I've mixed feelings.
First, I think the agencies are an aberration on the core concilliar structure of the presbyterian form of church government. They grew out of committees that eventually became more-or-less permanent, standing committees, but have never really fit well. In part, this is because the Synod supposed to oversee them is different every year while the people being overseen become quasi-permanent. One finds this same thing in a government setting where the civil service is essentially permanent while the supposed overseers are switched out every couple years or so. The permanent bureaucrat can easily undermine, slow-walk, or just wait out the overseer.
These permanent committees/agencies/bureaucracies also tend to develop an internal culture that begins to divide them from those they supposedly serve. Sure, the bureaucrat might use the 1st person pronoun to include the whole when speaking in public, but in private, the bulk of the community is in the 3rd person. In the CRC structure, the move to regional representation on boards has served to further sever the connection between the bureaucrat/agency official and the community as a whole. Several agencies in the denomination have a representative from my region whom I've never seen and/or who has never been to our classis meetings, much less e-mailed or otherwise corresponded with the congregation. I have no idea who they are, not even a name detached from a face. Other than the "CR" in the agency's titular acronym, there is no connection.
Second, it is vital that the denomination be able to act collectively if the word "church" is to apply to an institution larger than a specific congregation in any meaningful way. These kinds of agencies/standing committees, with the funding sources that support them, are a most efficient way of doing so. If we had a better way, we'd use it, but we don't.
So, how do we reconnect the ministry of the denomination with the members in a substantive way that reduces the "us-them" dynamic and restores the authority of the church's councils (local, regional, and national)?
I would suggest that the strife among the agencies is not a bad thing in this.
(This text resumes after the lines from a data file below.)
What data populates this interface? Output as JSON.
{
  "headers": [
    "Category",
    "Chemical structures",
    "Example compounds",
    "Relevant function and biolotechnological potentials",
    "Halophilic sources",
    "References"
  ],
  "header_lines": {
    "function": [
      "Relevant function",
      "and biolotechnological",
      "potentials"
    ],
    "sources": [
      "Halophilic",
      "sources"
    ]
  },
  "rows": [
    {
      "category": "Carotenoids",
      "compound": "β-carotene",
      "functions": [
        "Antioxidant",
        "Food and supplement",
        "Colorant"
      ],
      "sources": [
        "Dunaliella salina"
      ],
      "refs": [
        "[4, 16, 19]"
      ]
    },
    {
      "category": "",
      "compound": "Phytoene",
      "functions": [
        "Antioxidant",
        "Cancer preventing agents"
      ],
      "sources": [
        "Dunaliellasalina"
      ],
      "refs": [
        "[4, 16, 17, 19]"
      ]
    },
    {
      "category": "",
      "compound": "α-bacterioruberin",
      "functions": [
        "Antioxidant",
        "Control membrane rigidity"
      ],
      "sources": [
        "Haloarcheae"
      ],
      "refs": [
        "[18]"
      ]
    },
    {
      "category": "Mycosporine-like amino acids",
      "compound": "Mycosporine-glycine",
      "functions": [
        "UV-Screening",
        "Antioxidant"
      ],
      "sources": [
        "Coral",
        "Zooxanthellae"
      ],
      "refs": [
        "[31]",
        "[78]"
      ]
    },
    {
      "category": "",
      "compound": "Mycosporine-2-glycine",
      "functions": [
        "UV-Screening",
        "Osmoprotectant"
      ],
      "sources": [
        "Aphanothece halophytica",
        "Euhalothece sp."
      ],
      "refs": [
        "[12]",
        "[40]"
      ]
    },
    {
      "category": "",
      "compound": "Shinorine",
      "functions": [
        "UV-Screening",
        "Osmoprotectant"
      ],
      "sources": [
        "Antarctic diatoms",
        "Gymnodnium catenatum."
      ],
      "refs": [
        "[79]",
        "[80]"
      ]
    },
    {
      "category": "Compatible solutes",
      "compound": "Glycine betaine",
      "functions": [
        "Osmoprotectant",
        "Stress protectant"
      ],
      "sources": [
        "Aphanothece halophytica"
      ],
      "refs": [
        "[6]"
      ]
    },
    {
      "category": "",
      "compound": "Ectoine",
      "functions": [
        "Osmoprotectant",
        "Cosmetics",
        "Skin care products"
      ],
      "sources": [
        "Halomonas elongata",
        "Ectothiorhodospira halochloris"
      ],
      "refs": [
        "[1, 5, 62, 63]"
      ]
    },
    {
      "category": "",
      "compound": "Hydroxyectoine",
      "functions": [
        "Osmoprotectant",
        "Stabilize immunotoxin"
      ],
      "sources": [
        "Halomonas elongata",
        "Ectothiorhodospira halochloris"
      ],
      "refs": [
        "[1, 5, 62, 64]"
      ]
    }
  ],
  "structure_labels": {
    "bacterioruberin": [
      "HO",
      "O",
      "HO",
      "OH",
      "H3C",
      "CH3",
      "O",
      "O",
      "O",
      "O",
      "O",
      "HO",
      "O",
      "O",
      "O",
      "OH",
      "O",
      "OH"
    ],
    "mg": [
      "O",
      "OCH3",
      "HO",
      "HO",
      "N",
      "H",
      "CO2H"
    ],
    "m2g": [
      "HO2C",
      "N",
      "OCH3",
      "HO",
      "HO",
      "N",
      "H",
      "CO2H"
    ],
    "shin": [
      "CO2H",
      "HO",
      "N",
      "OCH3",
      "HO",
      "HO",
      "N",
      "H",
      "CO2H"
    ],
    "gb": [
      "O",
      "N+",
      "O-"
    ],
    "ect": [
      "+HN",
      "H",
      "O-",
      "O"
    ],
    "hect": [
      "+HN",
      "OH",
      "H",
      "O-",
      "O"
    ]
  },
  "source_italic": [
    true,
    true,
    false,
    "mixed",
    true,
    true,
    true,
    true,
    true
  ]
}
If, for instance, CRWRC and CRWM and CRHM are squabbling in a way that forces them to go to an external authority - Synod - for resolution, the authority of Synod vis-a-vis the agencies is enhanced. I would, therefore, eliminate the Board of Trustees. The drama will be there regardless, but we can manipulate the drama so it serves rather than dominates.
I would then relocate these agencies away from a single, central location. Put one of them in NW Iowa, another in Wisconsin or somewhere around the base of Lake Michigan (Illinois or Indiana), another in New Jersey, and another in either Washington (around Lynden or Vancouver) or California. Leave only the smaller groups - Disability, Pastor-Church, etc., in Grand Rapids. In Canada, take the counterparts and split them between Ontario and Alberta. The availability of web conferencing at low cost means they would still be able to collaborate. In this way, although there would still be a certain amount of "us-them", the "us" would be a region of people who have a personal connection with a given agency rather than merely that specific agency.
Granted, this is a mitigation rather than a solution to the problems you mention. Oversight will still be a problem, for in this more diffused set-up, people will have greater latitude for ignoring decisions they find distasteful, but then, that's not much different from the current set up.